Realmonte bir meslektaşının önerisi üzerine Canva’yı denedi. Etkilenmişti. “Tasarım hakkında hiçbir şey bilmeyen arkadaşlarımdan birine verebileceğim ve muhtemelen anlayabilecekleri bir tasarım aracı daha önce görmemiştim” dedi.

Hızla büyüyen şirket için can sıkıcı bir angaryanın kilitli bir şablona dönüştürülebileceğini fark etti. Zoom çalışanlarının adları ve unvanları ile markalı Zoom arka planları oluşturmaktan bahsediyoruz. Yalnızca beş şablon, takımı 500 tasarım oluşturmak zorunda kalmaktan kurtarabilirdi. Kurumsal kullanıcıların şablonları marka standartlarıyla kilitlemesine olanak tanıyan bir kurumsal hesap hakkında bilgi almak için Canva’ya ulaştı. Canva, kayıtlı e-posta adresleri aracılığıyla binlerce Zoom çalışanının ücretsiz veya Pro hesaplarını kullanarak zaten Canva’yı kullandığını söyledi.

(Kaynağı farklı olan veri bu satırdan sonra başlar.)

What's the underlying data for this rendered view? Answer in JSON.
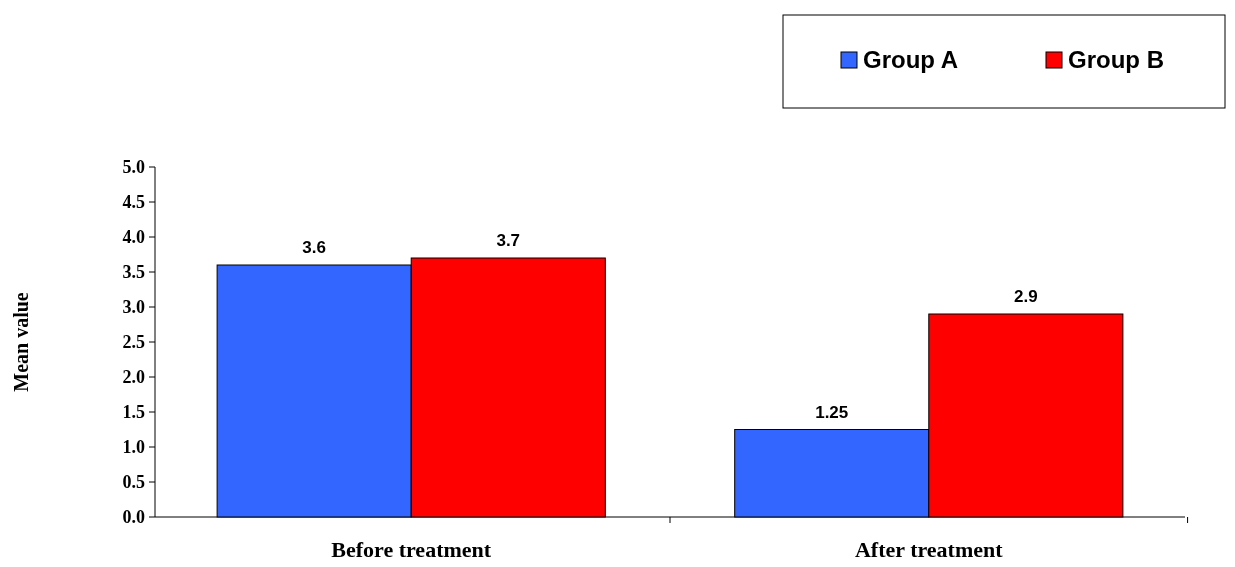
{
  "chart_data": {
    "type": "bar",
    "ylabel": "Mean value",
    "categories": [
      "Before treatment",
      "After treatment"
    ],
    "series": [
      {
        "name": "Group A",
        "color": "#3366ff",
        "values": [
          3.6,
          1.25
        ]
      },
      {
        "name": "Group B",
        "color": "#ff0000",
        "values": [
          3.7,
          2.9
        ]
      }
    ],
    "ylim": [
      0,
      5
    ],
    "yticks": [
      {
        "value": 0,
        "label": "0.0"
      },
      {
        "value": 0.5,
        "label": "0.5"
      },
      {
        "value": 1,
        "label": "1.0"
      },
      {
        "value": 1.5,
        "label": "1.5"
      },
      {
        "value": 2,
        "label": "2.0"
      },
      {
        "value": 2.5,
        "label": "2.5"
      },
      {
        "value": 3,
        "label": "3.0"
      },
      {
        "value": 3.5,
        "label": "3.5"
      },
      {
        "value": 4,
        "label": "4.0"
      },
      {
        "value": 4.5,
        "label": "4.5"
      },
      {
        "value": 5,
        "label": "5.0"
      }
    ],
    "data_labels": true,
    "legend": "top right",
    "grid": false
  }
}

Bugün Zoom’dan yüzlerce kişi, paylaşılan bir Canva Enterprise planında tasarım yapabiliyor. En çok, içerik oluşturmak için çok sayıdaki şablonların arasında dolaşan sosyal pazarlama takımlarının üyeleri tarafından kullanılıyor. Ancak iletişim ve satış takımlarındaki çalışanlar da platformu kullanıyor. Marriott, çok sayıda farklı marka genelinde otellerin tanıtımını yapmak için Canva Enterprise’tan yararlanıyor. Live Nation sanatçılar ve mekanlar arasındaki tanıtım anlaşmalarını koordine etmek için kullanıyor. Diğer kurumsal müşteriler arasında Salesforce, Warner Music Group ve PayPal yer alıyor.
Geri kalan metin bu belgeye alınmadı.